Building on these facts, several solutions stand out. Reaction optimization is a continual process — screening ligand and catalyst combinations, tweaking temperatures, and sometimes slow addition of partners allows successful reactions with otherwise tricky partners. Purification headaches shrink with careful planning: using gradient elution during chromatography, premixing solvents for crystallization, or employing modern purification technology like mass-directed HPLC. Sustained communication within research teams and open sharing of failed as well as successful runs helps iron out persistent bugs.
Each new building block brings a ripple effect. In the hands of a skilled researcher, compounds like this one open new synthetic routes and lower the hurdle for ambitious molecular designs. This drives innovation, especially in medicinal chemistry, where speed and reliability have a direct bearing on developing new therapies and treatments.
Over time, incremental improvements in compound stability and ease of use translate into fewer wasted resources and faster progress from bench to market. Researchers aim to build not just elegant molecules, but robust, repeatable methods that can withstand scale-up and regulatory scrutiny. The incremental edge provided by (3-bromomethylphenyl)boronic acid pinacol ester might mean one more cancer candidate moves into clinical trials — or that a new material, once only theoretical, finds its way into tomorrow’s flexible electronics.
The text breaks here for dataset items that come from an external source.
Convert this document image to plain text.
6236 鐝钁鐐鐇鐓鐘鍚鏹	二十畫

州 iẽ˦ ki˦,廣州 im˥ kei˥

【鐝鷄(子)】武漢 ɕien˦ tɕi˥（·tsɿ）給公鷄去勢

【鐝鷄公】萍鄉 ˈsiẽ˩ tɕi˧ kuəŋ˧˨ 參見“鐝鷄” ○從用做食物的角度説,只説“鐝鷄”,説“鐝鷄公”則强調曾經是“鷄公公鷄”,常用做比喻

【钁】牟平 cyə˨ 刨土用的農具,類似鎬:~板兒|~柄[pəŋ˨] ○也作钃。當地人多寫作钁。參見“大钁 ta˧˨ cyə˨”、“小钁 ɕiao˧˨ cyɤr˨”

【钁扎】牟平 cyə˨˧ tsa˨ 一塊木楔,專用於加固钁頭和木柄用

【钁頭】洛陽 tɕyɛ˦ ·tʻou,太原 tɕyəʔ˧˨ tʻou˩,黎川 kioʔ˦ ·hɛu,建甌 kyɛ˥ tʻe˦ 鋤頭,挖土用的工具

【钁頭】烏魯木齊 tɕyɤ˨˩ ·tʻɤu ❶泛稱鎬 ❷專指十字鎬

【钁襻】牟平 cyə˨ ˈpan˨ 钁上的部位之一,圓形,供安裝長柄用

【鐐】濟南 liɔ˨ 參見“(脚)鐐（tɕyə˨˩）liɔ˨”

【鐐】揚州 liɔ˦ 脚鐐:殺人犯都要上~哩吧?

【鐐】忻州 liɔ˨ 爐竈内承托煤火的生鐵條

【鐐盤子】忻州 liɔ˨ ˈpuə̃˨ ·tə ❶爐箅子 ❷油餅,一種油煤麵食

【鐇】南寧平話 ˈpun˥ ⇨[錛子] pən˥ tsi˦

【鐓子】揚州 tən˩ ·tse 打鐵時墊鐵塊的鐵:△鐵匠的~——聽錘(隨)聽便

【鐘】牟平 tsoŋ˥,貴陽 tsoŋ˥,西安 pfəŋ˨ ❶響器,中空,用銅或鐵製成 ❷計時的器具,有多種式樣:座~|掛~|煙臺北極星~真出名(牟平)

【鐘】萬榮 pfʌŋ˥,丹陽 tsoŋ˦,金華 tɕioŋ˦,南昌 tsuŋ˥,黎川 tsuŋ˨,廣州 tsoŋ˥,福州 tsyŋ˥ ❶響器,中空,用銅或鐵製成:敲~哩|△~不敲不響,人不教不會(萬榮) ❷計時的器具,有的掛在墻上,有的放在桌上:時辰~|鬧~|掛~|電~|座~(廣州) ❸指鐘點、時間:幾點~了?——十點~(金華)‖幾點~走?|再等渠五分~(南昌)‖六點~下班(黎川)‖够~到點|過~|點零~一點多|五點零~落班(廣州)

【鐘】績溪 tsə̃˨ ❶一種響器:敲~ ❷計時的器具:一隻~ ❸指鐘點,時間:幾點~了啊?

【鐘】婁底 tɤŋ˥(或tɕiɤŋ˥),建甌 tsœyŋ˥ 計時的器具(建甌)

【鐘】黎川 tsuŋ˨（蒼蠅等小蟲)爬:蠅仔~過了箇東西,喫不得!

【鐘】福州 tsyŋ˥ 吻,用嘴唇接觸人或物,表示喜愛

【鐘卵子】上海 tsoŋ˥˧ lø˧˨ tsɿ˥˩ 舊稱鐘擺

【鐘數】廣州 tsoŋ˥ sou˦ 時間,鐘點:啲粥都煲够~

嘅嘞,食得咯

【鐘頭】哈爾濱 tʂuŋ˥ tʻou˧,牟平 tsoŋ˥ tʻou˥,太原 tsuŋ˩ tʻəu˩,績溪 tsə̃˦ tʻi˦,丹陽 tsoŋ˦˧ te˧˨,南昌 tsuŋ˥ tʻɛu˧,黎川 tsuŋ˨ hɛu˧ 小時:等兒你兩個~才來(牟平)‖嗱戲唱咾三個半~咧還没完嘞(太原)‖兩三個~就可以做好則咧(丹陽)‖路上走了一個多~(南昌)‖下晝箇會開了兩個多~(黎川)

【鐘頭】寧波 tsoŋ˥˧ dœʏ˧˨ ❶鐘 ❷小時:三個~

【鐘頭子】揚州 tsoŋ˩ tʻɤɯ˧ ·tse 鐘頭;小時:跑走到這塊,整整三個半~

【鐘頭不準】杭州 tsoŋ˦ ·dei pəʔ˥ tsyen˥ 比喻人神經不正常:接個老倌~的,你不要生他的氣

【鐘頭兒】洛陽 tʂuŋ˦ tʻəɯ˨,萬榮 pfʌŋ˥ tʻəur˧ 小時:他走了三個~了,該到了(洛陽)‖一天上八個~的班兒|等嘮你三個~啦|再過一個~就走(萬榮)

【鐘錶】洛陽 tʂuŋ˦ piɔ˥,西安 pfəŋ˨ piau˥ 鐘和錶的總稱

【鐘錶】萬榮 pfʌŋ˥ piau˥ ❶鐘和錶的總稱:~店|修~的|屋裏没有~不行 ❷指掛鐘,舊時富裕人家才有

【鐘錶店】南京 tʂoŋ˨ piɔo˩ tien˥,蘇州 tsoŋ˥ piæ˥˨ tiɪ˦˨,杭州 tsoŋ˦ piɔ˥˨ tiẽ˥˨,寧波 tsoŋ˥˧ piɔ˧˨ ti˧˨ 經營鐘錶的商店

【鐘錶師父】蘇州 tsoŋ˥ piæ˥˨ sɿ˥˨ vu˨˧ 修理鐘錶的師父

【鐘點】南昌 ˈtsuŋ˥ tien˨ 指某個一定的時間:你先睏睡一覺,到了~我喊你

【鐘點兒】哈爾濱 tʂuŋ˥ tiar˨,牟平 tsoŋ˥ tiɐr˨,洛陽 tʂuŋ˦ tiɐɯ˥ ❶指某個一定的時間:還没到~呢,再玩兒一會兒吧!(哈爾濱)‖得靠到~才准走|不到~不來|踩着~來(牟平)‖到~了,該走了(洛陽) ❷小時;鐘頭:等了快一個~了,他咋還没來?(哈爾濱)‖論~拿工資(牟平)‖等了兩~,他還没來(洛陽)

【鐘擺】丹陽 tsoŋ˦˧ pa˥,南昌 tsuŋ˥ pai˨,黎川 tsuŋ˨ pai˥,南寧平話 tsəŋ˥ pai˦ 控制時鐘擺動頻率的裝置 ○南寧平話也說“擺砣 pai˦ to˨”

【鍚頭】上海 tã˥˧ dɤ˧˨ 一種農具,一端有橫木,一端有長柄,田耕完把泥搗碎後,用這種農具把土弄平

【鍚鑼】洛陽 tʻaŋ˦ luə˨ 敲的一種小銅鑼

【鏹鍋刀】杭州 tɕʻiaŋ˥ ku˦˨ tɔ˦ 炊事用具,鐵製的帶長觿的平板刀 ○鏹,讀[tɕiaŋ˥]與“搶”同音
Picking the right synthetic building block isn’t some abstract exercise. Decision-making grows from trust — in the literature, in the experience of colleagues, and in personal hands-on outcomes. My own use of (3-bromomethylphenyl)boronic acid pinacol ester, in the context of both education and industrial R&D, delivers enough success to earn a regular spot on the reagent shelf. Encouragement comes not only from data but from daily, lived interactions at the bench: clean reactions, reliable scalability, and smooth handling.
Young researchers entering the field can feel daunted by the overwhelming choices. The reality: a handful of well-designed, robust reagents end up carrying the weight of hundreds of completed projects. This compound fits that bill by combining targeted reactivity, practical stability, and proven results across a spectrum of advanced chemistry applications.
Looking back over numerous synthetic targets and process development cycles, clear patterns emerge. The compounds remembered fondly are the ones that stay out of the way of your best-laid plans: easy to weigh, hard to ruin, offering flexibility without hidden costs. (3-Bromomethylphenyl)boronic acid pinacol ester earns loyalty because its practical advantages match its theoretical promise. It embodies a balance prized by both academic researchers driving discovery and industrial teams chasing efficiency: ease of use, reliability, and real versatility.
Skeptics will always call for the next breakthrough, and that hunger for something better pushes everyone forward. Yet, proven building blocks like this one keep the lights on, support innovation under real-world constraints, and turn chemical ambitions into tangible results. Across many years and research groups worldwide, compounds with this profile have proven to be not just useful, but essential. For those in the trenches of organic synthesis, it’s hard to ask for much more.